The offensive is clearly a gamble; the Brits need results either to improve public opinion or to simply see themselves as accomplishing as much as possible before an increasingly-inevitable pullout. But the loss of the Brits would be an incredible blow to the already-stretched thin Americans, and a boon for the Taliban. It is difficult to imagine the war being won if the UK were to disappear in the near future.
The other tough part about the offensive is the difficulty in which one observes tangible results. The Taliban denied NATO the satisfaction of sticking around and fighting. Now, training and development dominate US/UK strategy, along with the occasional hunting mission--but the Taliban remain elusive. And when the US/UK inevitably leave Helmand (some time after the elections), they will certainly emerge from their hiding places to reclaim their place--the question is whether the US/UK will have created a sufficiently impressive security environment that they can resist collapse and dissolution under insurgent pressure (the Taliban are unlikely to give the US/UK the easy option of engaging Afghan forces directly in a conventional, protracted battle, lest the US send air cavalry right back in).
Whether this security training is sufficient is a nearly unanswerable question from my deskchair in Cambridge, but it is the crux of the gamble. The US must train hard, fast, and well, create buy-in from the populace (such that the Taliban does not have an extensive network of safehouses, informants, etc, upon their return), and keep enough reserve troops on-hand for long enough to provide pinpoint support to any brash assaults from the Taliban--at the same time, the military must protect itself and prevent casualties from spiraling, lest necessity take over and lead to their premature withdrawal. It is a daunting task.

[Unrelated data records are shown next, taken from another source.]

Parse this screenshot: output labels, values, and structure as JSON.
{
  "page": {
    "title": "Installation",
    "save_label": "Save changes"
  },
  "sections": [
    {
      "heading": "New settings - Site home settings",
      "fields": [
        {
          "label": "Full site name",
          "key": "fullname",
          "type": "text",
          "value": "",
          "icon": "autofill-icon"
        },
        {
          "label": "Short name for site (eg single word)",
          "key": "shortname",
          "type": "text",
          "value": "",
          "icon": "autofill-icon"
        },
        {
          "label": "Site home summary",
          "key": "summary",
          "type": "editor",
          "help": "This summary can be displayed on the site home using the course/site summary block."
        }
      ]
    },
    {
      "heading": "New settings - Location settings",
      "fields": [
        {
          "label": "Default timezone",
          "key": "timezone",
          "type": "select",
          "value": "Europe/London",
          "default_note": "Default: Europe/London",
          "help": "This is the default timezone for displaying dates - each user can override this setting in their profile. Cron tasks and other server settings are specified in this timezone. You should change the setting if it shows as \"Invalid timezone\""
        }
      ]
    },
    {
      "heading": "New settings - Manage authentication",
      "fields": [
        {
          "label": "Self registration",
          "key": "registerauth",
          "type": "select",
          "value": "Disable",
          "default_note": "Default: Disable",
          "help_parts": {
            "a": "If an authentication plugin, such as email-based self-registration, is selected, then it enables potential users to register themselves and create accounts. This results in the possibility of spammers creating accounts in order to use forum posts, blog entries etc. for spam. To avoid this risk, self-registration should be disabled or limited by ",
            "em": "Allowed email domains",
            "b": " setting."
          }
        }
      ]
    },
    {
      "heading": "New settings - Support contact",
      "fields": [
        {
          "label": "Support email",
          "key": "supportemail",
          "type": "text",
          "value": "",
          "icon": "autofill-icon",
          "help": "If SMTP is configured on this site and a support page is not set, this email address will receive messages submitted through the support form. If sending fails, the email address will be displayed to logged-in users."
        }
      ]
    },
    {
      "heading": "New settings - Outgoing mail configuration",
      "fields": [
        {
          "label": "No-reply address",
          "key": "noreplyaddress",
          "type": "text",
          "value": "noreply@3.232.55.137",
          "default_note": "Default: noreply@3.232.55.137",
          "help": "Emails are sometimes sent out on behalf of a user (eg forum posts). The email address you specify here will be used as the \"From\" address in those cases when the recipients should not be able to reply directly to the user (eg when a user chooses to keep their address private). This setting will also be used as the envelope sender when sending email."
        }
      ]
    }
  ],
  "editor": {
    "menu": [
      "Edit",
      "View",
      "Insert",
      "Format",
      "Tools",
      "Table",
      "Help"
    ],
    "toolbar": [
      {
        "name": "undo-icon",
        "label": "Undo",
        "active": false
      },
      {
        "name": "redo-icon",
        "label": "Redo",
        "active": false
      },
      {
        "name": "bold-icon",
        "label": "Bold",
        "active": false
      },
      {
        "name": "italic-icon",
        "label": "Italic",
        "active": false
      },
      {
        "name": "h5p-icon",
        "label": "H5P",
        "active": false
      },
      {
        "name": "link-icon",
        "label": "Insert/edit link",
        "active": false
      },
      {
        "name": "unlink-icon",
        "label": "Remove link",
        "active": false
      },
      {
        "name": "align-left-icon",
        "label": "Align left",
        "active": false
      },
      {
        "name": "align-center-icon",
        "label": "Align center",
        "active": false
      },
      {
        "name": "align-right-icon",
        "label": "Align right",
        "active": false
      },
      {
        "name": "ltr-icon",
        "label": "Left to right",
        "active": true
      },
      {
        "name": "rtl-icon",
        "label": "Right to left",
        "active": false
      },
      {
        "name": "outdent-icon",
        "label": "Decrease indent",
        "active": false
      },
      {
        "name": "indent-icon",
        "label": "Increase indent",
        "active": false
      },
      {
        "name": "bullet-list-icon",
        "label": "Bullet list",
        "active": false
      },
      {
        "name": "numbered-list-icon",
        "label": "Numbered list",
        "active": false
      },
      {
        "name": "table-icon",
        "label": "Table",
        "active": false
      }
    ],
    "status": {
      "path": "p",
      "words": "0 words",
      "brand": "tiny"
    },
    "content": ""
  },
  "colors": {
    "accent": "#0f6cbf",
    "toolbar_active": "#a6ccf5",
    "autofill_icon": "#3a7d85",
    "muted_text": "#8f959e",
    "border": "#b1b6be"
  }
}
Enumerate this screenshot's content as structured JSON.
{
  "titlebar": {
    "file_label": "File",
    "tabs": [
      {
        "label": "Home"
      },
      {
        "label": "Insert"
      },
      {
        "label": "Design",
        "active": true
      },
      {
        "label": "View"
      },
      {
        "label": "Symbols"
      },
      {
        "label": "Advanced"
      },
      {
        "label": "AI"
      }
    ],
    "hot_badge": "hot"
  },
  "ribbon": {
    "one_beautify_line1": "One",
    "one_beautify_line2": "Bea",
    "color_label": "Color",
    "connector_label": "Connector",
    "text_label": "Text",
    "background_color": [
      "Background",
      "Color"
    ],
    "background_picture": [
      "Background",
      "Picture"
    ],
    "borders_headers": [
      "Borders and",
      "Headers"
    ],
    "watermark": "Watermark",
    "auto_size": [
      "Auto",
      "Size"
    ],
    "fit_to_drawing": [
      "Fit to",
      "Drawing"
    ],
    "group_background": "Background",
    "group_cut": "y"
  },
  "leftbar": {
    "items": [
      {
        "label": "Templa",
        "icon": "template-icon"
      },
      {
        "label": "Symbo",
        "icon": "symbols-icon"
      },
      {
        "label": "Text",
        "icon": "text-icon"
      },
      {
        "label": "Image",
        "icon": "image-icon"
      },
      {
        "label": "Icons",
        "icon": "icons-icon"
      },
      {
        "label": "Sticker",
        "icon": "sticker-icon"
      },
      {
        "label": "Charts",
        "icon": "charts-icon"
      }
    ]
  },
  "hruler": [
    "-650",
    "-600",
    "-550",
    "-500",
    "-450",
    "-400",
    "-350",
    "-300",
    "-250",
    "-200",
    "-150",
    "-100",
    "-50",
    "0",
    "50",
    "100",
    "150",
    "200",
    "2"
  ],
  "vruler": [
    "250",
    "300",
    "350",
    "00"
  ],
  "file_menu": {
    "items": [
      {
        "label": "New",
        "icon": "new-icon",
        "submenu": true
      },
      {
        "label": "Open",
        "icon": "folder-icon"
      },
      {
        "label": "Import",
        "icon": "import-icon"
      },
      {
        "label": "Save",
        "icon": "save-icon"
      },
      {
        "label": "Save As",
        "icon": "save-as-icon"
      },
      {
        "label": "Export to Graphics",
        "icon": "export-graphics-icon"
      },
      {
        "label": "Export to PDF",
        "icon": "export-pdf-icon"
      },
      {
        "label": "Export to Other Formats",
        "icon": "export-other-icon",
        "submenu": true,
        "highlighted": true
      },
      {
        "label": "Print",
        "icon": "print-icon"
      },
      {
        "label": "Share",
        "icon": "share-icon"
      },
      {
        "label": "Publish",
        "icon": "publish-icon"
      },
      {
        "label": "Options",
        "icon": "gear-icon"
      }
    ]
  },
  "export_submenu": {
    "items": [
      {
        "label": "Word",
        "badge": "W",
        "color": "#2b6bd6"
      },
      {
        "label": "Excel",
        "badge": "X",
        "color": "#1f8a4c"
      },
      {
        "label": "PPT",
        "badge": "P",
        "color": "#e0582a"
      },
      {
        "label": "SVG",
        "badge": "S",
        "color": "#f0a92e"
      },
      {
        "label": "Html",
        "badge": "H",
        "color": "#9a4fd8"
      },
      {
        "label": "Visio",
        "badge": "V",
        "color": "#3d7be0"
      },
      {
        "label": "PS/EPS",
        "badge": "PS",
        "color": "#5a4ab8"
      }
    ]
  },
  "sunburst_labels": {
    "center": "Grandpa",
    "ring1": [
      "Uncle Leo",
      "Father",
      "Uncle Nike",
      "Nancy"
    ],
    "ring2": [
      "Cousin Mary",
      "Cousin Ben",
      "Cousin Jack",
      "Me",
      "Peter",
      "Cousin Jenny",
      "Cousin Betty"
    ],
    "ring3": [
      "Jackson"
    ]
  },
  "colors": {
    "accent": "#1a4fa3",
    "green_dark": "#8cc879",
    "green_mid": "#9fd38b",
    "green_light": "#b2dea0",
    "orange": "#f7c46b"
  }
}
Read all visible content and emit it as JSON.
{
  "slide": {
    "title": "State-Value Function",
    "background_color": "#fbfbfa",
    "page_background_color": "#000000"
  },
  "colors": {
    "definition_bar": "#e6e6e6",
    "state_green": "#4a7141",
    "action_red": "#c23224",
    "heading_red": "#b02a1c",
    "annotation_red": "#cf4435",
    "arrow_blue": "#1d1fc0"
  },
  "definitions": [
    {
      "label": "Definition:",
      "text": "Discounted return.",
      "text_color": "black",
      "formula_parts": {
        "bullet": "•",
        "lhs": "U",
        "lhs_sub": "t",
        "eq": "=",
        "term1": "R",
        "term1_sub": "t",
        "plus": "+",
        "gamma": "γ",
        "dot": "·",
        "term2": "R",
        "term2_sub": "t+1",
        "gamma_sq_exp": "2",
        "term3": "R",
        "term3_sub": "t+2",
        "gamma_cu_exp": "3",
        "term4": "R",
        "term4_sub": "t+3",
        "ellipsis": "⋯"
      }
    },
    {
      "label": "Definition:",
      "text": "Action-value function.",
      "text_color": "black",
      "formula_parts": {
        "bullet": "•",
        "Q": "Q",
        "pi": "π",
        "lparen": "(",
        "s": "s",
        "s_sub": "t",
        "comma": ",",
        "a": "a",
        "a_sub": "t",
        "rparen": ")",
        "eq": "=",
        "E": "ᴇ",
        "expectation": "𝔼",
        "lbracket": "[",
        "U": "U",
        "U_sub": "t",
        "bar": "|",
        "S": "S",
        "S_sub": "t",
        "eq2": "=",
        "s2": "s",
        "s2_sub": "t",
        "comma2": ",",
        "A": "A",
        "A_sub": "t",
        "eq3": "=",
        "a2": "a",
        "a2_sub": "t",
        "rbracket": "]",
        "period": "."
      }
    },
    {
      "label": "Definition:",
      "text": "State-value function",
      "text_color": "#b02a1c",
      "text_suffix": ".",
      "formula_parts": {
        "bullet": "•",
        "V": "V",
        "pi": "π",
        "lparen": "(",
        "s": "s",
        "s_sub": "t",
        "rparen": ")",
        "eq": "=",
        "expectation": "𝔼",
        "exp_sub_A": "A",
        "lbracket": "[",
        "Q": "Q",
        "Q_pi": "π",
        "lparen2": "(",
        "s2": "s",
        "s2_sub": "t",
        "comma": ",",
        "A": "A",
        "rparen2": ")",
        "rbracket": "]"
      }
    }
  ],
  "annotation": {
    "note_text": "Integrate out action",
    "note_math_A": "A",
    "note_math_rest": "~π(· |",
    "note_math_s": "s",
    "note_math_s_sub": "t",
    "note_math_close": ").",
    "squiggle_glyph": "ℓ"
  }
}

If the US/UK can "win" in Helmand, I expect they are likely to use it to improve the bargaining position of the Afghani government with any Taliban. Currently, the Taliban refuse to come to the bargaining table until all foreign troops have left, but the US/UK/Afghan governments fear (with good reason) that a unilateral withdrawal at this point would lead to another Taliban takeover of the country. Withdrawal, therefore, is only an option as much as a loss of objectives is.